Daines called PILT funds a “lifeline” for many Montana communities, in particular those that “have suffered from severe economic challenges due to declining timber harvests and natural resource production.”
The payments go hand in hand with federal Secure Rural Schools funding, which is designed to make up the shortfall for diminished timber production on federal lands. Thirty Montana counties are funded by both.
Whereas SRS money is directed to road departments and rural schools, counties use PILT funds in any way they see fit.
More than 10 percent of Ravalli County’s $19.8 million operating budget comes from Payments In Lieu of Taxes, according to chief financial officer Klarryse Murphy.
Of the $2.1 million in PILT funding, $908,000 goes to public safety and another $700,000 to the general fund, where it’s shared by 10 departments ranging from the commissioners’ and county attorney’s offices to a public health nurse and the office of emergency management.
Salaries make up 80 percent of the Ravalli County budget, Murphy said.
“Bottom line is if PILT goes down, the commissioners have said they’ll have to lay people off. What else can you do?” she said.
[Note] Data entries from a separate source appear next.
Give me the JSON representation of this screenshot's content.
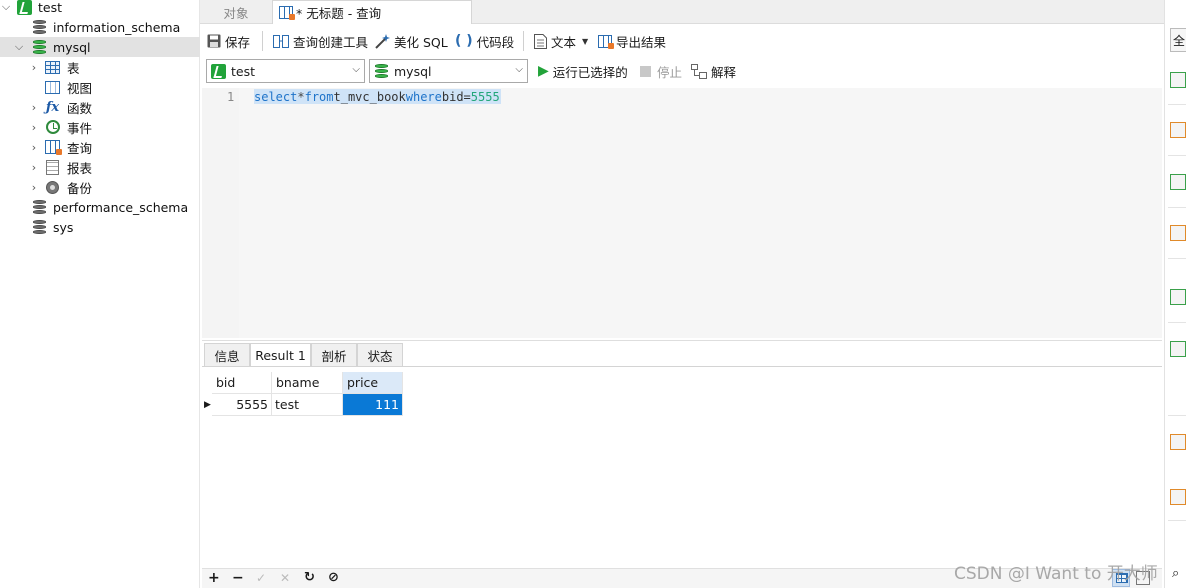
{
  "sidebar": {
    "connection": "test",
    "items": [
      {
        "label": "information_schema",
        "icon": "database-icon"
      },
      {
        "label": "mysql",
        "icon": "database-icon",
        "selected": true
      },
      {
        "label": "表",
        "icon": "table-icon"
      },
      {
        "label": "视图",
        "icon": "view-icon"
      },
      {
        "label": "函数",
        "icon": "function-icon"
      },
      {
        "label": "事件",
        "icon": "event-icon"
      },
      {
        "label": "查询",
        "icon": "query-icon"
      },
      {
        "label": "报表",
        "icon": "report-icon"
      },
      {
        "label": "备份",
        "icon": "backup-icon"
      },
      {
        "label": "performance_schema",
        "icon": "database-icon"
      },
      {
        "label": "sys",
        "icon": "database-icon"
      }
    ]
  },
  "tabs": {
    "objects": "对象",
    "query_tab": "* 无标题 - 查询"
  },
  "toolbar": {
    "save": "保存",
    "query_builder": "查询创建工具",
    "beautify_sql": "美化 SQL",
    "code_snippet": "代码段",
    "text": "文本",
    "export_results": "导出结果"
  },
  "runbar": {
    "connection_value": "test",
    "database_value": "mysql",
    "run_selected": "运行已选择的",
    "stop": "停止",
    "explain": "解释"
  },
  "editor": {
    "line_number": "1",
    "kw_select": "select",
    "star": "*",
    "kw_from": "from",
    "table": "t_mvc_book",
    "kw_where": "where",
    "condition": "bid=",
    "literal": "5555"
  },
  "results": {
    "tabs": [
      "信息",
      "Result 1",
      "剖析",
      "状态"
    ],
    "active_tab": "Result 1",
    "columns": [
      "bid",
      "bname",
      "price"
    ],
    "rows": [
      [
        "5555",
        "test",
        "111"
      ]
    ]
  },
  "watermark": "CSDN @I Want to 开大师",
  "right_panel": {
    "label": "全"
  },
  "colors": {
    "keyword": "#1e73c9",
    "selection": "#cfe3f7",
    "selected_cell": "#0a79d6",
    "accent_green": "#22a33a"
  }
}
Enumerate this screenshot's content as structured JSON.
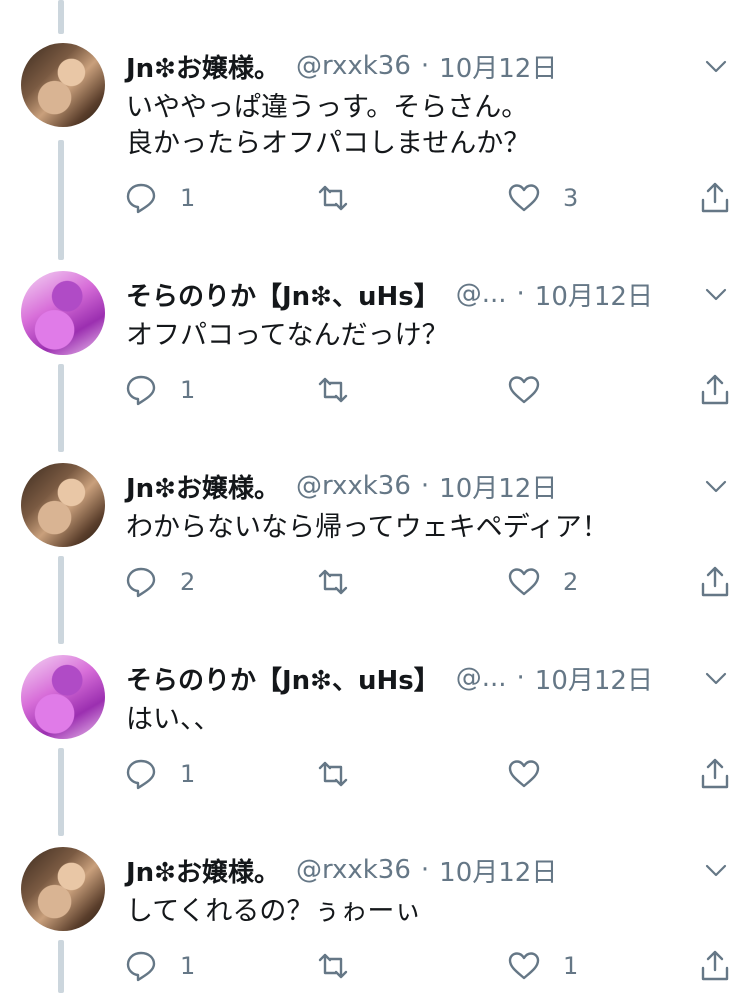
{
  "tweets": [
    {
      "name": "Jn❇お嬢様。",
      "handle": "@rxxk36",
      "dot": "·",
      "date": "10月12日",
      "text": "いややっぱ違うっす。そらさん。\n良かったらオフパコしませんか？",
      "replies": "1",
      "retweets": "",
      "likes": "3"
    },
    {
      "name": "そらのりか【Jn❇、uHs】",
      "handle": "@...",
      "dot": "·",
      "date": "10月12日",
      "text": "オフパコってなんだっけ？",
      "replies": "1",
      "retweets": "",
      "likes": ""
    },
    {
      "name": "Jn❇お嬢様。",
      "handle": "@rxxk36",
      "dot": "·",
      "date": "10月12日",
      "text": "わからないなら帰ってウェキペディア！",
      "replies": "2",
      "retweets": "",
      "likes": "2"
    },
    {
      "name": "そらのりか【Jn❇、uHs】",
      "handle": "@...",
      "dot": "·",
      "date": "10月12日",
      "text": "はい、、",
      "replies": "1",
      "retweets": "",
      "likes": ""
    },
    {
      "name": "Jn❇お嬢様。",
      "handle": "@rxxk36",
      "dot": "·",
      "date": "10月12日",
      "text": "してくれるの？ぅゎーぃ",
      "replies": "1",
      "retweets": "",
      "likes": "1"
    }
  ],
  "colors": {
    "thread_line": "#ccd6dd",
    "text": "#14171a",
    "muted": "#657786",
    "icon": "#657786"
  }
}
Banks said Tester has introduced legislation that would reauthorize SRS for three years and establish permanent full funding for PILT “so we don’t have to have this annual fight.”
That bill’s fate is still up in the air, she said, but it’s addressed in both the Senate and House letters with similar wording.
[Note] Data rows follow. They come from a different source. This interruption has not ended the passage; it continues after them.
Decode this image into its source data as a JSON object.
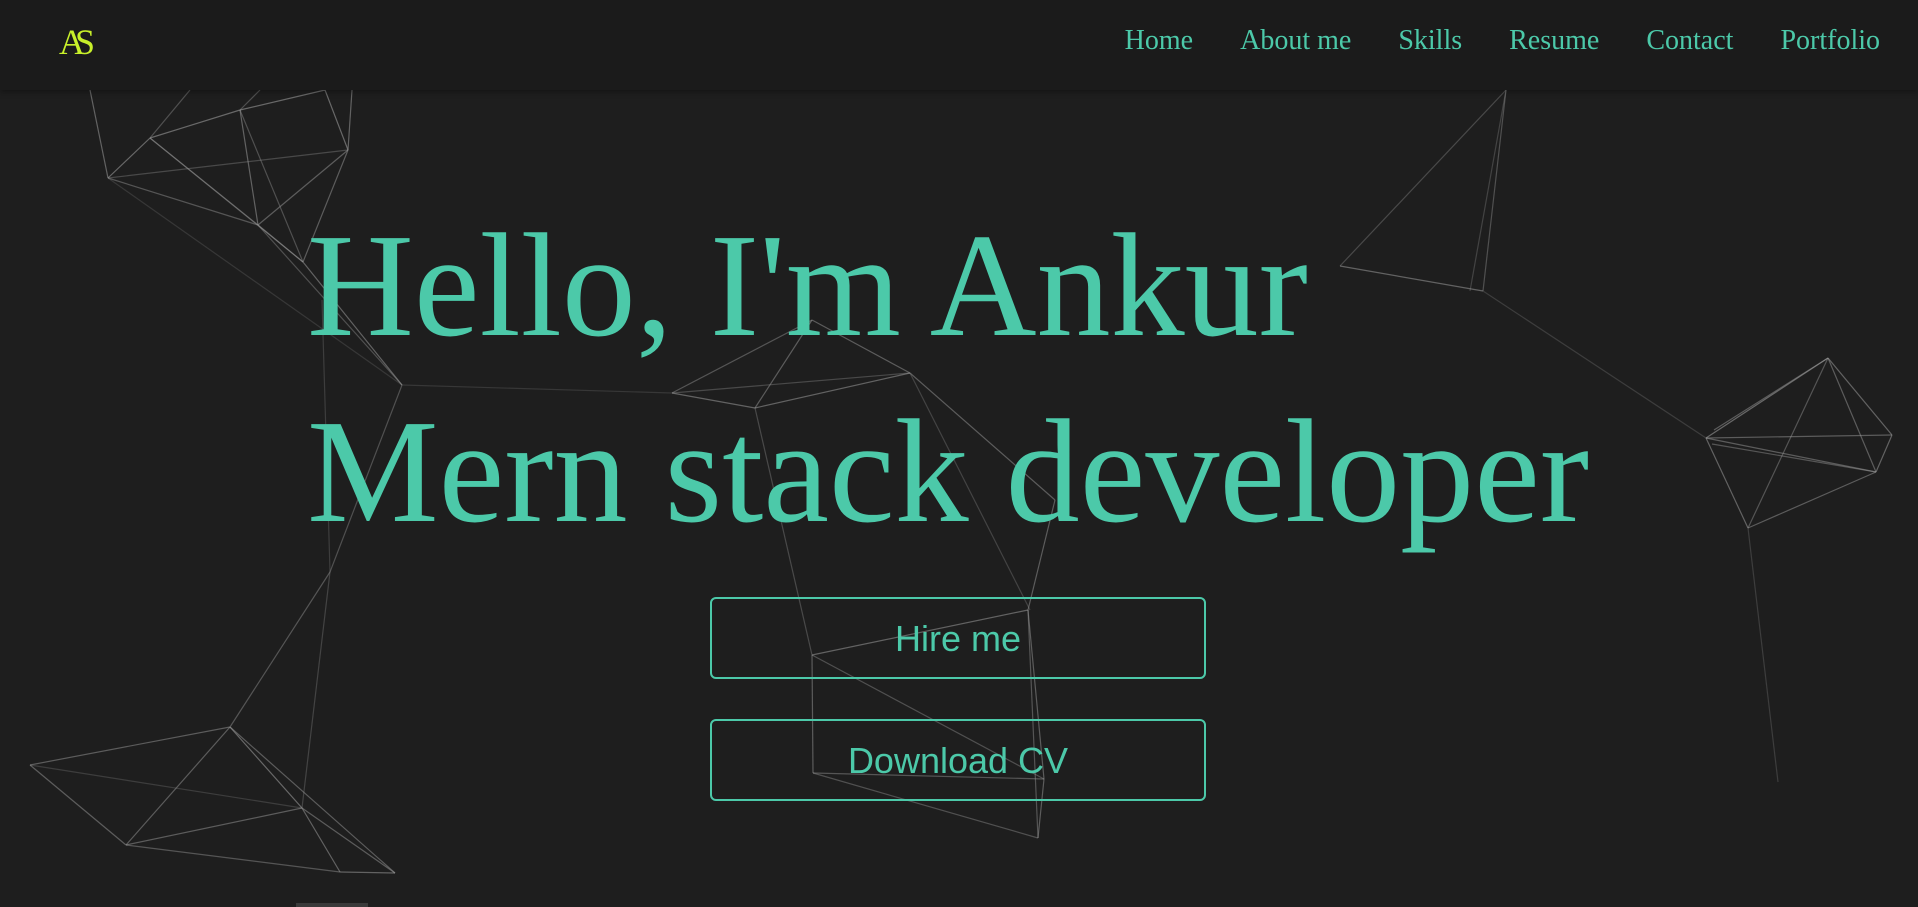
{
  "brand": {
    "logo_text": "AS",
    "logo_color": "#c8f02a"
  },
  "nav": {
    "items": [
      {
        "label": "Home"
      },
      {
        "label": "About me"
      },
      {
        "label": "Skills"
      },
      {
        "label": "Resume"
      },
      {
        "label": "Contact"
      },
      {
        "label": "Portfolio"
      }
    ]
  },
  "hero": {
    "greeting": "Hello, I'm Ankur",
    "role": "Mern stack developer",
    "hire_label": "Hire me",
    "cv_label": "Download CV"
  },
  "colors": {
    "accent": "#4cc9a9",
    "background": "#1e1e1e",
    "navbar": "#1b1b1b",
    "network_lines": "#9a9a9a"
  },
  "background_decoration": {
    "icon": "particle-network-icon"
  }
}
“Moving forward we hope Congress can work together to enact a fiscally responsible long-term sustainable solution to fully fund this important program and eliminate the ongoing funding uncertainty PILT counties face,” the Senate letter said. “However, as the end of the year approaches, enacting full funding for … FY 2016 is essential in order to provide counties with the certainty they need to plan their own budgets and continue providing essential county services.”
Sparsely populated Lincoln County, which has one of Montana’s highest unemployment rates, depends on the federal payments more than most. Nontaxable federal lands comprise nearly 80 percent of the county’s land base.
“We really do appreciate the efforts from Sens. Tester and Daines and Rep. Zinke as well,” Lincoln County Commissioner Mark Peck said. “All three of them are pretty much arm-in-arm in this thing.”
PILT funding is intended to compensate counties for the cost of infrastructure and services on their federal lands. It’s based on a complex formula that takes into account eligible acreage but also the Consumer Price Index, population, and payments in past years and from other specific programs.
Lincoln County has some 1.7 million acres of federal land. In Montana, only Flathead County, with its 2.4 million acres, and Beaverhead County, with 2.05 million acres, have more.
Still, his county’s most recent PILT payment was a comparatively small $628,000. Peck said it’s ironic but that might reflect the frugality of past commissioners who used PILT money to build up reserve funds when the timber industry flourished.
“It’s just one of those situations where when this was all set up and the forest was productive, everything was good,” Peck said. “But if the forest isn’t productive it’s not good. The formula’s not worth a hoot.”
“That’s a pretty big swack of land to be taken out of your ability to assess or for anybody else to develop on,” he added. “It really limits our ability as a county for any type of self-determination.”